The Treehouse Restaurant
Guests go to Silky Oaks for the surrounds (hidden in the rainforest, from the restaurant, you can hear the sound of the Mossman River running below) but leave raving about the food. Fortunately, you don’t have to be staying at the lodge to experience the meals that chef Mark Godbeer creates from the on-site kitchen garden. The Treehouse Restaurant is open to non-guests from noon until 2:30 pm daily (bookings are essential). Menus change seasonally, but you can expect shared dishes heavily influenced by Asian flavors and ingredients, such as kingfish tataki, tempura reef fish, and tropical sorbets.
WHET & Daintree Fan Palm Farm
Once you cross the Daintree River into Cape Tribulation, dining options thin out considerably (just over 100 people live here). For lunch or a casual dinner, head to WHET. Set beside the beach and surrounded by the rainforest, this is the spot to order fresh fish and chips (made with pan-fried barramundi) or a vegetarian Buddha bowl. Given the restaurant’s remote location, bookings are essential.

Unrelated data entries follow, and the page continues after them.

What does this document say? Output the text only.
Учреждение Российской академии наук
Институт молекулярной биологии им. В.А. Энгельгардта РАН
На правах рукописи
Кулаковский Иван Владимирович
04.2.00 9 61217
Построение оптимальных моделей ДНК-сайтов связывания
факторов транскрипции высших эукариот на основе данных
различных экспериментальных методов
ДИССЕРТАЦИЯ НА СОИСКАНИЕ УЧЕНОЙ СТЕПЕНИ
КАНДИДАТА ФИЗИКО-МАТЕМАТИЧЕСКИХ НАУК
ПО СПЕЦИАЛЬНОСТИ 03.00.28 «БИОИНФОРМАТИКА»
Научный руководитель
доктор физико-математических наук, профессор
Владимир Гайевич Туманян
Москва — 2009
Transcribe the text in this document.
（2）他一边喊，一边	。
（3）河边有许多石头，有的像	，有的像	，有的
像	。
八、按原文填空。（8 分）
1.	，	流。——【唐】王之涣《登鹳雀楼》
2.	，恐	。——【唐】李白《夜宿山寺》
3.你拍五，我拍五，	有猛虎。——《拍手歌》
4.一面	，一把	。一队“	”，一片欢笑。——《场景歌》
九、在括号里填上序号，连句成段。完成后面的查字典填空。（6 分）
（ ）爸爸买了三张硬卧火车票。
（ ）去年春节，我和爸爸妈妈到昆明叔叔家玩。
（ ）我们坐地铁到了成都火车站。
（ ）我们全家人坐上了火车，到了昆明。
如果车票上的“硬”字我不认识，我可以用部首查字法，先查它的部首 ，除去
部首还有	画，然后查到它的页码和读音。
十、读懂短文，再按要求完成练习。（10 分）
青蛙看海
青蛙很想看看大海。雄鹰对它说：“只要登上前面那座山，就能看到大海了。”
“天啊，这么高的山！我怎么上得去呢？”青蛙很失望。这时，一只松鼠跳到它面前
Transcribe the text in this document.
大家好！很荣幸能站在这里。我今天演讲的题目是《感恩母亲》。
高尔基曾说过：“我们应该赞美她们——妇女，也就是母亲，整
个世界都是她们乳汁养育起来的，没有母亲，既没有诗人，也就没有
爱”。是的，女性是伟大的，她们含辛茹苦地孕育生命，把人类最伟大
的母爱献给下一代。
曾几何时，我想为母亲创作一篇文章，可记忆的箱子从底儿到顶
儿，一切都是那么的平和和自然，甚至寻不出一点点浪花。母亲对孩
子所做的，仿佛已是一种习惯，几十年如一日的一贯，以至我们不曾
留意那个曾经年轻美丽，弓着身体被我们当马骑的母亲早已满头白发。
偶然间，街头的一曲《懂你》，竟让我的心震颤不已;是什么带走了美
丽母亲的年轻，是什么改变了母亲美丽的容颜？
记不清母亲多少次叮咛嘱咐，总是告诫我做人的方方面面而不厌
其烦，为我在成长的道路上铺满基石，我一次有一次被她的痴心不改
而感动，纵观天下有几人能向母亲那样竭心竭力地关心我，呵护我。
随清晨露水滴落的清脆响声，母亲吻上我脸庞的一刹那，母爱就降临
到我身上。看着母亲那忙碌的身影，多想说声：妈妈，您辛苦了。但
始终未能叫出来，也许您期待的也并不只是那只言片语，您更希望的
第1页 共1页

Looking to stock up on snacks for your road trip? Swing by the Daintree Fan Palm Farm for supplies. In addition to serving coffee and simple snacks (such as savory hand pies and sausage rolls), the organic food store sells fresh produce, dried goods, and local dairy products. An on-site boardwalk provides access to ancient trees, giant fan palms, and a seasonal swimming hole.